In a party there are 10 people with same umbrellas,at the end of the party they get one umbrella randomly.What is the probability that none gets its own umbrella?

I was thinking on solving this in the followin way:

The probability of the first person picking a wrong umbrella is $\frac{9}{10} $, then for the second guy it will be $\frac{8}{9}$, for the third $\frac {7}{8}$ and so on,so the probability of event A to happen would be:

$$p(A) = \frac{9}{10} \cdot \frac{8}{9} \cdot \frac{7}{8} \cdots \frac{1}{2} \cdot 1$$

Is this solution correct,does the possibility of the first person getting the second person hats affect this solution?

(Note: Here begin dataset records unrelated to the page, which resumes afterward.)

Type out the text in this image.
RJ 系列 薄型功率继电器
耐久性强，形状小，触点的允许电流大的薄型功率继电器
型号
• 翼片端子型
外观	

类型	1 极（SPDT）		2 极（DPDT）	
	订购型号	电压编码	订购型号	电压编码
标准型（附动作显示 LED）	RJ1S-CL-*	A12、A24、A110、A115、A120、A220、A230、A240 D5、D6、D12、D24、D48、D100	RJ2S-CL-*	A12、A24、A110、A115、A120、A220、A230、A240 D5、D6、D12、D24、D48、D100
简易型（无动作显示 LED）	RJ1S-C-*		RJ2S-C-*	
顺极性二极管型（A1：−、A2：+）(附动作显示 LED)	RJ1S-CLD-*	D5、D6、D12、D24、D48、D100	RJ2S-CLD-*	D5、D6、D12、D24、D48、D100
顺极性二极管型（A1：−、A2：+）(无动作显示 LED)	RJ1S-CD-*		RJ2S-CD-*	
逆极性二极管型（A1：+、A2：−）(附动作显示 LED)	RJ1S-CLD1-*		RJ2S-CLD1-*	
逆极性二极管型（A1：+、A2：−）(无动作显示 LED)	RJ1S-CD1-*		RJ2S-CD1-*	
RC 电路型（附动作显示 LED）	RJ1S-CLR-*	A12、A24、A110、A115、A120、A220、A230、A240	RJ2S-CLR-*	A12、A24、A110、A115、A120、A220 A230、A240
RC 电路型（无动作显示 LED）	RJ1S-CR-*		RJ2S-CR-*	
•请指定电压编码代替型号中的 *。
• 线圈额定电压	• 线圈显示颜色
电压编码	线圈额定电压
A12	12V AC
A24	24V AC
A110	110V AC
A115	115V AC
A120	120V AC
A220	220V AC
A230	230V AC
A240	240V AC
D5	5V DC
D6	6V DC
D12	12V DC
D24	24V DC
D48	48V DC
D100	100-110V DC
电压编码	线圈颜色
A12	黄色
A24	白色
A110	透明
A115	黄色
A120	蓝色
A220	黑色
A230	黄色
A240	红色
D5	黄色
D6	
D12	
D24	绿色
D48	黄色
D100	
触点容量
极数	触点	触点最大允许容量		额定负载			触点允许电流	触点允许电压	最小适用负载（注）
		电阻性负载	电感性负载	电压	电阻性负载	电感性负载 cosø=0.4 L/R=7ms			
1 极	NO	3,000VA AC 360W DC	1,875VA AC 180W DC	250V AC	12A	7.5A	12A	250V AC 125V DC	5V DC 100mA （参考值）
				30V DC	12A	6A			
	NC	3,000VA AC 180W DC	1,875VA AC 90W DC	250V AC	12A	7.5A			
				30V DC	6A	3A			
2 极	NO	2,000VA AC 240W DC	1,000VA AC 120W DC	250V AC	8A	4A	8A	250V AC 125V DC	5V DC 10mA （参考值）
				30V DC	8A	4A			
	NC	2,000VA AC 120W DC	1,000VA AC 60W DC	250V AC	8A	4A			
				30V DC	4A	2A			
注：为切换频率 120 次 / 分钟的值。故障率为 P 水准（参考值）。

# [Math] Out of 10 people whats the probability that none gets his own umbrella…

combinatoricsprobability

## Best Answer

The solution you give is not correct, and your comment at the end is the key to why. The first person does indeed have a $\frac9{10}$ chance of getting the wrong umbrella. However, the second person has a $\frac11$ probablity of getting the wrong umbrella if the first person picked his umbrella. Otherwise, if the first person picked someone else's umbrella, there would be an $\frac89$ chance that the second person would pick the wrong umbrella.

The proper way to look at this kind of question is to look at Derangements. The correct probability is $\frac{1334961}{3628800}=\frac{16481}{44800}$.